However, it is a very different situation when the importance, or impact or possible use of models is exaggerated to an audience of non-modellers, who are likely to take their pronouncements at face value. This includes promises in grant applications, journal publications, public lectures and discussion with policy actors/advisers. They will not be in a position to properly evaluate the claims made and have to take the results on trust (or ignore them along with the advice of other 'experts' and 'boffins').
The danger is that the reputation of the field will suffer when people rely on models for purposes that they are not established for. The refrain could become "Lies, damned lies, statistics and simulations". This is especially important in this era where scientists are being questioned and sometimes ignored.
Some of the reasons for such hype lies in the issues discussed in previous posts and some seem to lie elsewhere.

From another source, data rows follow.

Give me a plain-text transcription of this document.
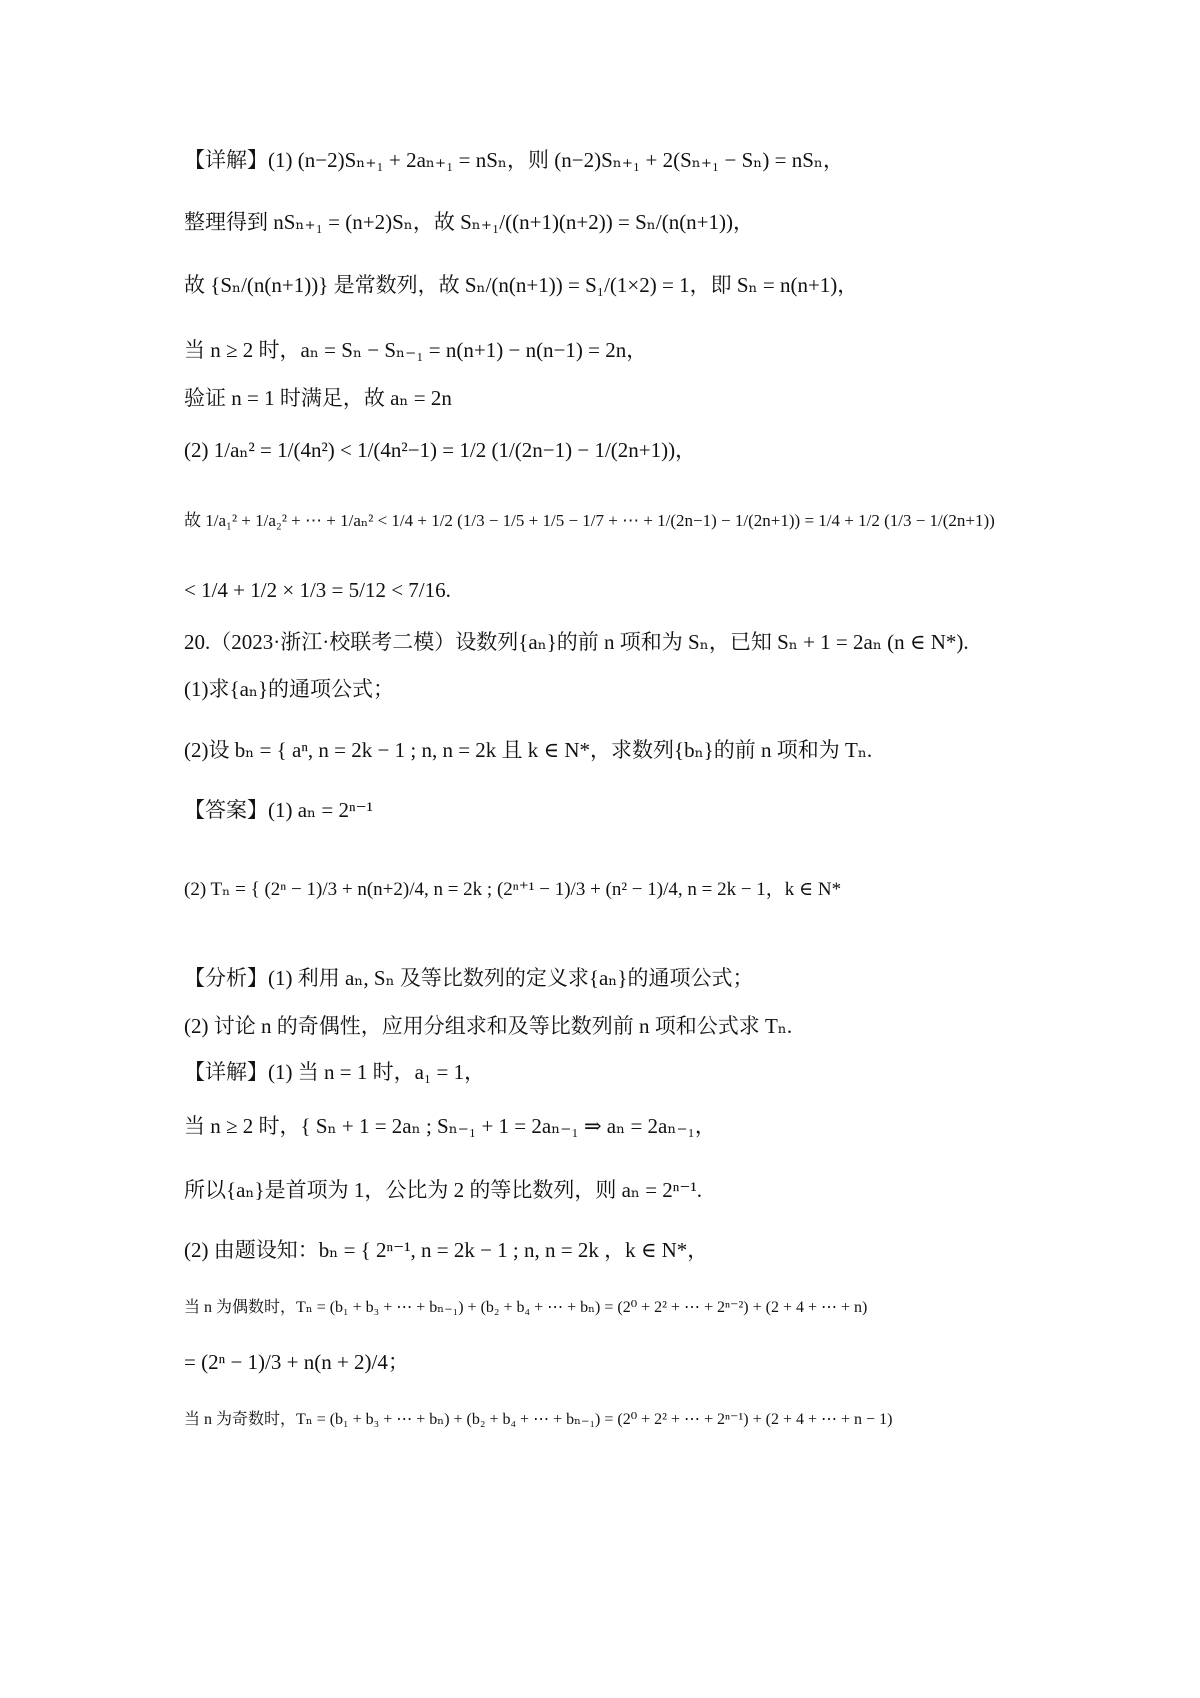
【详解】(1) (n−2)Sₙ₊₁ + 2aₙ₊₁ = nSₙ，则 (n−2)Sₙ₊₁ + 2(Sₙ₊₁ − Sₙ) = nSₙ，
整理得到 nSₙ₊₁ = (n+2)Sₙ，故 Sₙ₊₁/((n+1)(n+2)) = Sₙ/(n(n+1))，
故 {Sₙ/(n(n+1))} 是常数列，故 Sₙ/(n(n+1)) = S₁/(1×2) = 1，即 Sₙ = n(n+1)，
当 n ≥ 2 时，aₙ = Sₙ − Sₙ₋₁ = n(n+1) − n(n−1) = 2n，
验证 n = 1 时满足，故 aₙ = 2n
(2) 1/aₙ² = 1/(4n²) < 1/(4n²−1) = 1/2 (1/(2n−1) − 1/(2n+1))，
故 1/a₁² + 1/a₂² + ⋯ + 1/aₙ² < 1/4 + 1/2 (1/3 − 1/5 + 1/5 − 1/7 + ⋯ + 1/(2n−1) − 1/(2n+1)) = 1/4 + 1/2 (1/3 − 1/(2n+1))
< 1/4 + 1/2 × 1/3 = 5/12 < 7/16.
20.（2023·浙江·校联考二模）设数列{aₙ}的前 n 项和为 Sₙ，已知 Sₙ + 1 = 2aₙ (n ∈ N*).
(1)求{aₙ}的通项公式；
(2)设 bₙ = { aⁿ, n = 2k − 1 ; n, n = 2k 且 k ∈ N*，求数列{bₙ}的前 n 项和为 Tₙ.
【答案】(1) aₙ = 2ⁿ⁻¹
(2) Tₙ = { (2ⁿ − 1)/3 + n(n+2)/4, n = 2k ; (2ⁿ⁺¹ − 1)/3 + (n² − 1)/4, n = 2k − 1，k ∈ N*
【分析】(1) 利用 aₙ, Sₙ 及等比数列的定义求{aₙ}的通项公式；
(2) 讨论 n 的奇偶性，应用分组求和及等比数列前 n 项和公式求 Tₙ.
【详解】(1) 当 n = 1 时，a₁ = 1，
当 n ≥ 2 时，{ Sₙ + 1 = 2aₙ ; Sₙ₋₁ + 1 = 2aₙ₋₁ ⇒ aₙ = 2aₙ₋₁，
所以{aₙ}是首项为 1，公比为 2 的等比数列，则 aₙ = 2ⁿ⁻¹.
(2) 由题设知：bₙ = { 2ⁿ⁻¹, n = 2k − 1 ; n, n = 2k ，k ∈ N*，
当 n 为偶数时，Tₙ = (b₁ + b₃ + ⋯ + bₙ₋₁) + (b₂ + b₄ + ⋯ + bₙ) = (2⁰ + 2² + ⋯ + 2ⁿ⁻²) + (2 + 4 + ⋯ + n)
= (2ⁿ − 1)/3 + n(n + 2)/4；
当 n 为奇数时，Tₙ = (b₁ + b₃ + ⋯ + bₙ) + (b₂ + b₄ + ⋯ + bₙ₋₁) = (2⁰ + 2² + ⋯ + 2ⁿ⁻¹) + (2 + 4 + ⋯ + n − 1)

- Confusions about purpose, thinking that establishing a simulation for one purpose is enough to suggest a different purpose
- Insufficient validation for the use or importance claimed
- Being deceived by the "theoretical spectacles" effect [note 1] -- when one has worked with a model for a while that we tend to see it through the "lens" of that model. Thus we confuse a way of understanding the world for the truth about it.
- Sheer fraud: we want a grant, or to get published, or to justify a grant, so we bend the truth about our models somewhat. For example promising far more in a grant proposal than we know we will able to deliver.
Note 1: "theoretical spectacles" was a phrase introduced by Thomas Kuhn to describe the effect of only noticing evidence that is consistent with the theory one believes.